Partick Superstore saw a flurry of new customers over the weekend, including Chinese students from nearby Glasgow University, looking to buy face masks to protect them from the deadly virus, which originated in Wuhan City, China.
Priced at £1 each, with a multi-buy discount, the store’s owner has told LBC News they sold out of their 2,000 supply in just three days, after people started to take pictures of his humorous poster and share them online.
Nadeem Anwar said: “I’ve been selling surgical masks for the past three or four years and obviously now with the Coronavirus there’s been a huge surge in demand for them.
“I managed to get some and thought I need to get the message out to the public and came up with some catchy logos and that’s when I said ‘Don’t die, please buy – Coronavirus masks sold here’ and for the past three days it’s been absolute pandemonium in the shop.”
The shop owner, whose business is on Dumbarton Road, told LBC News most people have taken his posters with a pinch of salt and popped in to buy some “for a laugh” but admitted most people who came in to buy them were seriously worried about the first cases being confirmed in the UK.
Mr Anwar said: “I was expecting them to sell throughout the week, not within two days. Most people who were buying the masks were not just taking a single mask, they were taking boxes of 50.
“And some of them it wasn’t one box at a time, it was ‘give me five boxes, give me six’.”
The UK Government launched an awareness campaign over the weekend to help prevent the spread of germs linked to the virus, as 94 people are held in quarantine on the Wirral, after being flown home from Wuhan.
As part of that campaign, they’re telling people to use a tissue when coughing or sneezing, binning the tissue and regularly washing hands.
Partick Superstore owner Mr Anwar added: “I know there’s now a huge demand for sanitising hand gels as well and I was thinking about what I could do to follow on.
“So I’m going to get some in and make new posters saying: ‘Wash and go, or go to God,’ simple as that.
Nadeem Anwar says he’s also expecting another delivery of clinical face masks to top up his stock in the coming days.
So far in Scotland, 26 people have been tested for the coronavirus, with no confirmed cases.
A Scottish Government spokesperson said:“There are currently no confirmed cases of Coronavirus (WN Co-V) in Scotland and the risk to the Scottish public remains low.

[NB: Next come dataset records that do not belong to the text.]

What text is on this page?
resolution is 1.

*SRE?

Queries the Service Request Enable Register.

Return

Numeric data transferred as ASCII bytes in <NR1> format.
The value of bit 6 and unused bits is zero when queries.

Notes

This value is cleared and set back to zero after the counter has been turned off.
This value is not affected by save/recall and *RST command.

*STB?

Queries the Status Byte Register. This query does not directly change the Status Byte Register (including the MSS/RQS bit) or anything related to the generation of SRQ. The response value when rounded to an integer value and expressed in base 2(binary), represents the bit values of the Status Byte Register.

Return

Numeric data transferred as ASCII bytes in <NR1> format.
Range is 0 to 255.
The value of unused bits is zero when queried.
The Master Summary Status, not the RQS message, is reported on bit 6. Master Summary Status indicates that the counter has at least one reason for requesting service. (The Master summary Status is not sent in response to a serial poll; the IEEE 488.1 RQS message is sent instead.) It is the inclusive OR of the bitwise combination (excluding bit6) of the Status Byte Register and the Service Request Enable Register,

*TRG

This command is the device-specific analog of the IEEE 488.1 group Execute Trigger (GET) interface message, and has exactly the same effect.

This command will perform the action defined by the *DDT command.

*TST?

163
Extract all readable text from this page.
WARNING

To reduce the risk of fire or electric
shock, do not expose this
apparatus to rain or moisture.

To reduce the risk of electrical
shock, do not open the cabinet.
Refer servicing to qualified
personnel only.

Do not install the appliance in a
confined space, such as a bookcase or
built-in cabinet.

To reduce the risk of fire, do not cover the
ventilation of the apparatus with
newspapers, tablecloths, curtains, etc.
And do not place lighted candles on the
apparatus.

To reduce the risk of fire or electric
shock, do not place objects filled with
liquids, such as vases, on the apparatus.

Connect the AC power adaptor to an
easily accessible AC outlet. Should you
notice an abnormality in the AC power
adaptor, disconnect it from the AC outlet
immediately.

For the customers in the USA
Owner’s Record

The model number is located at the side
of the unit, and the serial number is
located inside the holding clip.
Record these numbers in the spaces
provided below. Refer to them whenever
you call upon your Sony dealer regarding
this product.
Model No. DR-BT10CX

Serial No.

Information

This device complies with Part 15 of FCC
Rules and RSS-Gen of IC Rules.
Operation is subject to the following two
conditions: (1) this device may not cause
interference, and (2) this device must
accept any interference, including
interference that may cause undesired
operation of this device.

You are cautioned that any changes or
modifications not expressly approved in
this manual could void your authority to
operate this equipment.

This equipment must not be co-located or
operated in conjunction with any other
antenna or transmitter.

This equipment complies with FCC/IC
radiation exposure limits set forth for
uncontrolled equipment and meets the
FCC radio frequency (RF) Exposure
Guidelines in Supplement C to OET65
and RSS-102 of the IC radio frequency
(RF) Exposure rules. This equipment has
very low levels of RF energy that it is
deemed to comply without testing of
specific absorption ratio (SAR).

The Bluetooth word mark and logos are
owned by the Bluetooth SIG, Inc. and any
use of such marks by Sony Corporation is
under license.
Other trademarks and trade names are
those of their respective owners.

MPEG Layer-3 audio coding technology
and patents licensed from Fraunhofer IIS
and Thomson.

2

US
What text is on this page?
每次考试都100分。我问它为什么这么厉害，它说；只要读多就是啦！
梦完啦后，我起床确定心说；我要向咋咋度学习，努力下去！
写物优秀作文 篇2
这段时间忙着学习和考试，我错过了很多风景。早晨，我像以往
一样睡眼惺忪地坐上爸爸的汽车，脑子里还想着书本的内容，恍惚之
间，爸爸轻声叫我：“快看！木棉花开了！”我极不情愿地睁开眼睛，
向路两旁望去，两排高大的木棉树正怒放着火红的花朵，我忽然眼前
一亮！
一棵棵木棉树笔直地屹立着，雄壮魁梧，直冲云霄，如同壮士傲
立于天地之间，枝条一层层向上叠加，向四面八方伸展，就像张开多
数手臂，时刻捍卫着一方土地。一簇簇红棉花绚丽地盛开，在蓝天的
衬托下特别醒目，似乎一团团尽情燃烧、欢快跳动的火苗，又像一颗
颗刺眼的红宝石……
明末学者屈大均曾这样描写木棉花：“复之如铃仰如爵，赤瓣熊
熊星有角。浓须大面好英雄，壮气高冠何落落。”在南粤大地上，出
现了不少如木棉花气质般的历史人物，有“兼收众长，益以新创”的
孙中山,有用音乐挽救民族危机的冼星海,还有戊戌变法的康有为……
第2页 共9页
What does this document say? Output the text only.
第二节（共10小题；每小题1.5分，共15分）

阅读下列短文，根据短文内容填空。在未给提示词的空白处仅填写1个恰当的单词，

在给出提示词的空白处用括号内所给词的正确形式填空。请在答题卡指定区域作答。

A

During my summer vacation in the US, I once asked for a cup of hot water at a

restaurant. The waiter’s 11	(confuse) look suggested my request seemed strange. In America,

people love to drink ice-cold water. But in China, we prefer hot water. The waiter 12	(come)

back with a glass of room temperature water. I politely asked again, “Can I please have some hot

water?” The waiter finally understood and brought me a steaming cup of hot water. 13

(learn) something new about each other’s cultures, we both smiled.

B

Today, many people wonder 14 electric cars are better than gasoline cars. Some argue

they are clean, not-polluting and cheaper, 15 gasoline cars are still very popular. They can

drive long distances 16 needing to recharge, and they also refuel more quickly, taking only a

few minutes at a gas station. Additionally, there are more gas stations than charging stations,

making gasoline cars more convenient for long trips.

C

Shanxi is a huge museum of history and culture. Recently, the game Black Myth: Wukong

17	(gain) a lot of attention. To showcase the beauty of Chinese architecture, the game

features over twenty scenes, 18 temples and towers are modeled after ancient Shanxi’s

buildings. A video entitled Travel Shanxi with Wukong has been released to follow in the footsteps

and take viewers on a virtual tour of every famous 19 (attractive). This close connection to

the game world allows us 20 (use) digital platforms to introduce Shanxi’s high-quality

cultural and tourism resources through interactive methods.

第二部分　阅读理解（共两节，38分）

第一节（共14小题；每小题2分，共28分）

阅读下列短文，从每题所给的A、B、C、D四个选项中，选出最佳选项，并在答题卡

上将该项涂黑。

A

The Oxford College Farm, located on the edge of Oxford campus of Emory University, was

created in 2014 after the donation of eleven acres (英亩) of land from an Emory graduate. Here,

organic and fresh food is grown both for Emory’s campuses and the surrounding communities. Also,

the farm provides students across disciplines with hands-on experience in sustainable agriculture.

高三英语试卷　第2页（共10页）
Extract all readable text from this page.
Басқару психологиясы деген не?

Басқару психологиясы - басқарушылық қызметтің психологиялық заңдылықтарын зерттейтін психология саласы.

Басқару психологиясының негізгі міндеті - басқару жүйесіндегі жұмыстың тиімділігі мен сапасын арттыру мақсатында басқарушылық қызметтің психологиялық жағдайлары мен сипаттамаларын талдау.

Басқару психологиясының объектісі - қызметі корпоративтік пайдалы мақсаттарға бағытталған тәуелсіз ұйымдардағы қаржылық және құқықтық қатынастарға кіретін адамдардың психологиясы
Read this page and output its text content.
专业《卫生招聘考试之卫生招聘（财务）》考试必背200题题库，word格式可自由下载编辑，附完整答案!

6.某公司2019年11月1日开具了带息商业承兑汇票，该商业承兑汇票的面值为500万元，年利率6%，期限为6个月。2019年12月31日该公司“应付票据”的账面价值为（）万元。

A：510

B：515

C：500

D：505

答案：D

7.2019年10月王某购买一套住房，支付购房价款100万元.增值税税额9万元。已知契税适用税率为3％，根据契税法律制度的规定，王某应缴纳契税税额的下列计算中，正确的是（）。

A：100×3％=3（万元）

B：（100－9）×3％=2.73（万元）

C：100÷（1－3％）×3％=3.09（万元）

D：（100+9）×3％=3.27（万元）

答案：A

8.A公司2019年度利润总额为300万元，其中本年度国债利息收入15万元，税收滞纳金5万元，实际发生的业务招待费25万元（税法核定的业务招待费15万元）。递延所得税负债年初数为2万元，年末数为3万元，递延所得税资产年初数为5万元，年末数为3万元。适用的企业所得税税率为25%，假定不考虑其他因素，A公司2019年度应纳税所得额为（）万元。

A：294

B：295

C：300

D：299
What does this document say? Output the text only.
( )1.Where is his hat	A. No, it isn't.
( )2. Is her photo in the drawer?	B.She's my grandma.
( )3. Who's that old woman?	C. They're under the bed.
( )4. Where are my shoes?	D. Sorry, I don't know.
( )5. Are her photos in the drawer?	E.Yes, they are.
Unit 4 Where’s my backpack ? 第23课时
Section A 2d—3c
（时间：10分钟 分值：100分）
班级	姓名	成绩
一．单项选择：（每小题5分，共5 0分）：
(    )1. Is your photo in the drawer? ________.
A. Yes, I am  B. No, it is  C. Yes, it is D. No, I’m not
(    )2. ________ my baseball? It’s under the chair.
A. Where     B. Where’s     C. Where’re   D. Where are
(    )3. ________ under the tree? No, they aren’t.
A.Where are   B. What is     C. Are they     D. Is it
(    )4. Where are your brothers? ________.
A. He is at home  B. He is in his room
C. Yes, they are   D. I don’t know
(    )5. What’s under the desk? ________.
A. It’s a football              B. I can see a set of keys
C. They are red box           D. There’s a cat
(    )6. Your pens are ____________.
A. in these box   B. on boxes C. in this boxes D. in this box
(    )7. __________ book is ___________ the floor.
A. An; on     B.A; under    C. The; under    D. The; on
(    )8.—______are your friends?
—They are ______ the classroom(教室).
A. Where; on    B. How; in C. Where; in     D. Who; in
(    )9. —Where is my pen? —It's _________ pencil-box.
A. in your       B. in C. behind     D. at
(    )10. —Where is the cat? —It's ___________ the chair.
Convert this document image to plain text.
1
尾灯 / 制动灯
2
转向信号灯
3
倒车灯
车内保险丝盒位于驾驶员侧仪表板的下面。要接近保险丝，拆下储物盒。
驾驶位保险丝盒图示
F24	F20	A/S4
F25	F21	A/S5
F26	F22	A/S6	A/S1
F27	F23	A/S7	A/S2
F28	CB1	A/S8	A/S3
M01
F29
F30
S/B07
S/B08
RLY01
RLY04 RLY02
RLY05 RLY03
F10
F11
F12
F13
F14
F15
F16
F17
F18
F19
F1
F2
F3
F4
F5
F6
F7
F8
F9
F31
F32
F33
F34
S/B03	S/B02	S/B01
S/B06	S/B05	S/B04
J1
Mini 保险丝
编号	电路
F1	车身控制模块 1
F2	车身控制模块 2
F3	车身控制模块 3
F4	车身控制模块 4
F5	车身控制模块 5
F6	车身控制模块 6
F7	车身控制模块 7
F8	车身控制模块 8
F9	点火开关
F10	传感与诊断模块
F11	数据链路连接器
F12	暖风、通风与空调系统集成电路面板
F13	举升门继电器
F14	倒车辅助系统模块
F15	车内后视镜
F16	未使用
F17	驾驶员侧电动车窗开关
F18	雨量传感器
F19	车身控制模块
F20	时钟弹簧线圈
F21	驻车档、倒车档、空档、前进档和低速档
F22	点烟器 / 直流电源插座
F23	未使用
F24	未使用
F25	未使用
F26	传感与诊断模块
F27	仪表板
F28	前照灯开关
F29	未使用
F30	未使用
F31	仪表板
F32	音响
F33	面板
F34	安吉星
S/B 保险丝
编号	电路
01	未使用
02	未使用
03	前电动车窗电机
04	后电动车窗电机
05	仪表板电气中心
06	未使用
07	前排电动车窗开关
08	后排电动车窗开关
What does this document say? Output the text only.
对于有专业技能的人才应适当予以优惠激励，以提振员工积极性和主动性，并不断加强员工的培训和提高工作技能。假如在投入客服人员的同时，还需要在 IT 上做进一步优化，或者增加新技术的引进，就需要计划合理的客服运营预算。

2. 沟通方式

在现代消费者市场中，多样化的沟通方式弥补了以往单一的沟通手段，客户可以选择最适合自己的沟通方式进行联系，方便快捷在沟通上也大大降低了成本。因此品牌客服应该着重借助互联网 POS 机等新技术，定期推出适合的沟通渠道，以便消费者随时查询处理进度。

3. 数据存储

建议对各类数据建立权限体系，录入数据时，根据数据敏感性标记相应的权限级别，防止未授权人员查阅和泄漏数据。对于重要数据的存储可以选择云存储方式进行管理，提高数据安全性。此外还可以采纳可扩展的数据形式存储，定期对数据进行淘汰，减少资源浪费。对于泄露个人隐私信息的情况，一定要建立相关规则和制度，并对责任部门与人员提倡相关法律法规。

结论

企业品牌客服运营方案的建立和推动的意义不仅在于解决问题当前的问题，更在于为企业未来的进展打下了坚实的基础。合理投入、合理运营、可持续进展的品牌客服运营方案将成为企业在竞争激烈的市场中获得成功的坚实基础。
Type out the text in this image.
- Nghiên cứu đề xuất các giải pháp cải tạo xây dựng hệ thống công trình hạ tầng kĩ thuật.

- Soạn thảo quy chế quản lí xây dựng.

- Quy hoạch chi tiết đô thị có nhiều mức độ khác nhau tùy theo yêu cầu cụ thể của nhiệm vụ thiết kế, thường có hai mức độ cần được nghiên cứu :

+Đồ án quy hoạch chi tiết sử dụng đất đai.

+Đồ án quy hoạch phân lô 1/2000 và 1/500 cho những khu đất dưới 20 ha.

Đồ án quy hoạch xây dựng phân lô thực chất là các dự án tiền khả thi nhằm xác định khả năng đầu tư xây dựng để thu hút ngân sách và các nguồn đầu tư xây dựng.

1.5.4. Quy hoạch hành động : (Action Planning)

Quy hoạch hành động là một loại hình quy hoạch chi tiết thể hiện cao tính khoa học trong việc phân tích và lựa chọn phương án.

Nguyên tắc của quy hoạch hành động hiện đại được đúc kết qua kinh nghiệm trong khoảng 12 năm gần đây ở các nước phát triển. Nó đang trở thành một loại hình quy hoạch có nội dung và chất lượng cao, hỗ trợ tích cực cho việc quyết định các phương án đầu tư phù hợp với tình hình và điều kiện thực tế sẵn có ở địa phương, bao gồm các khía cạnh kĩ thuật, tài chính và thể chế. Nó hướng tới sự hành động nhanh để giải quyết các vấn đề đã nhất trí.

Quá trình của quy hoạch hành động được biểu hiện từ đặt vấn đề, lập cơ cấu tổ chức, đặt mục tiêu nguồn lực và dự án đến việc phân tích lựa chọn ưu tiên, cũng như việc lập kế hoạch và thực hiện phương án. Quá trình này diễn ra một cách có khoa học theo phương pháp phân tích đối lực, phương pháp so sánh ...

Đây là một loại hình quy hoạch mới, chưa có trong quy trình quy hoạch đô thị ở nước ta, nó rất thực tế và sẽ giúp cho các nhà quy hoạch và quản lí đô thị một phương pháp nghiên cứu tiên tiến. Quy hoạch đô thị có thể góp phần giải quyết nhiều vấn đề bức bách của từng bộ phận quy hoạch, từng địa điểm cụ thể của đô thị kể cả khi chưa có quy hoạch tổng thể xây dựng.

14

“We have robust arrangements to manage emerging diseases and are monitoring this situation closely.“The current advice to travellers is against all but essential travel to Wuhan.
"Passengers should take precautions such as practicing good hand hygiene, personal and respiratory hygiene, and to minimise contact with birds and animals in markets in Wuhan or elsewhere in China.”
“Any travellers returning from Wuhan or elsewhere in China who become unwell, particularly with respiratory symptoms, within 14 days of their return, are advised to call their GP or NHS 111 and report their recent travel."